Right. It should happen in the constructor. Map[@@create] can ignore
its arguments and return an empty Map. Subclasses will not need to
override @@create.
> Subclasses will need to consult the specification to find out which method
> needs to be overridden if the iterable argument needs to be preprocessed.
Or just try it and see what happens, which is what people seem to do
in practice. For Map, everything would just work.
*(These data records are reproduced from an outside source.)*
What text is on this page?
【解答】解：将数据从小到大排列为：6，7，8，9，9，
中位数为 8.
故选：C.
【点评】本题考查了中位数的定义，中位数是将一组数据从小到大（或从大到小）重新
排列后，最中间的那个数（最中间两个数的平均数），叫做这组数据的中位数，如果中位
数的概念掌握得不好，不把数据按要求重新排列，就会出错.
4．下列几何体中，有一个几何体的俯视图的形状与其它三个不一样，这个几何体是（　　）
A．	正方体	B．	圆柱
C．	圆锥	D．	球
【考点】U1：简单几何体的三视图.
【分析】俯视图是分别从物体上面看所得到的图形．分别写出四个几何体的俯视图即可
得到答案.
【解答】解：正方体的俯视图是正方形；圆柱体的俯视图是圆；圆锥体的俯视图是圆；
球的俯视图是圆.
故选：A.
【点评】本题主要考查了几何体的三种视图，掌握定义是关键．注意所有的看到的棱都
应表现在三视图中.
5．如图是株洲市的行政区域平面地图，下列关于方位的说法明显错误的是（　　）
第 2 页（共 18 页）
However, TC39 could not then evolve Map[@@create] to take arguments in
a later edition. Existing subclasses would rely on Map[@@create]
ignoring its arguments.
> For other (more special) built-ins like String/Number/Function/..., @@create
> will need to perform the complete initialisation including processing the
> arguments. Otherwise uninitialised objects are still observable. As a result
> subclasses are required to override @@create and overriding the constructor
> is a no-op (w.r.t. arguments handling).
All correct. :-|
For a time yesterday, I hoped that @@create + constructor would solve
everything. Classes that need to fully initialize would use @@create;
all other code would use constructor; nobody would have to care which.
But Kevin's right: subclasses would need to care, and it's a burden.